Si vous ne devez en lire qu'un ce jeudi : le Financial Times
A la une :
L'économie allemande perd de sa vigueur au 4e trimestre 2011, juste au moment où les autres pays européens auraient besoin d'une locomotive continentale. De quoi compliquer encore un peu plus la donne déjà fragile des finances publiques de l'Eurozone. Article de Marcus Walker et Brian Blackstone du WSJE.
Les groupes pétroliers occidentaux prennent de plus en plus leurs distances avec l'Iran, sous la pression de Washington. Tim Geithner porte également la "bonne parole" à Pékin, un client moins facile à manoeuvrer ... Article de Javier Blas du FT.
Les fondateurs du fonds américain de "private equity" Carlyle se partagent à trois quelque 413 millions de dollars au titre de 2011. Réputé pour sa connexion avec les milieux politiques, ce fonds fait toujours froncer les sourcils, d'autant plus à l'approche d'une échéance électorale importante ! Article de Dan McCrum et Henny Sender du FT.
Grecs et Espagnols se pressent dans les cours de langue allemande : ils espèrent migrer au pays de la bière et de la choucroute pour fuir la misère économique de leurs pays. Article de Ralph Atkins du FT.
Le distributeur allemand Douglas, en situation délicate, va-t-il passer dans les mains de gérants de "private equity" via un LBO ? Ce scénario est envisagé par la famille fondatrice. Article de Dana Cimilluca et Eyk Henning du WSJE.
En pages intérieures :
Dans la crise, l'Irlande connaît un regain d'intérêt de sa population pour le secteur agricole : restructuré, le secteur engrange les bénéfices grâce à ses exportations. Article de Jamie Smyth en page 6 du FT.

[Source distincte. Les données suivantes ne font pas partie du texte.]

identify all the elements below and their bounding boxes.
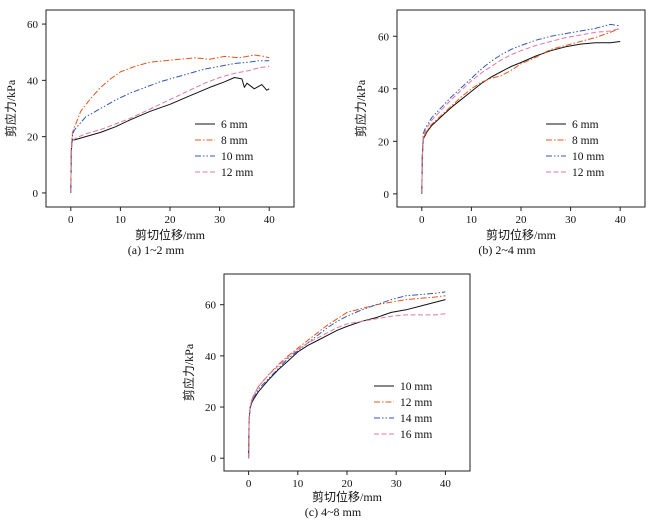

Les banques espagnoles souffrent de l'éclatement de la bulle immobilière dans le pays. Poursuivre des projets en cours dans certaines zones est néanmoins souvent la seule solution pour limiter les pertes. Longue analyse de Sara Schaefer Munoz et Ilan Brat en pages 14 et 15 du WSJE.
Les pays émergents se trouveront touchés par la crise de l'Eurozone si celle-ci s'aggrave : en page 9 du FT, Stefan Wagstyl illustre d'un graphique très explicite les liens économiques tissés entre ces deux blocs. Flux de capitaux, crédits bancaires et commerce sont les trois piliers de cette architecture.
Nokia et Research in Motion (Blackberry) seront-ils bientôt englobés par Microsoft ? Si la logique financière semble séduisante, la stratégie technologique qui sous-tendrait ces acquisitions est plus contestable. Article de Richard Waters en page 17 du FT.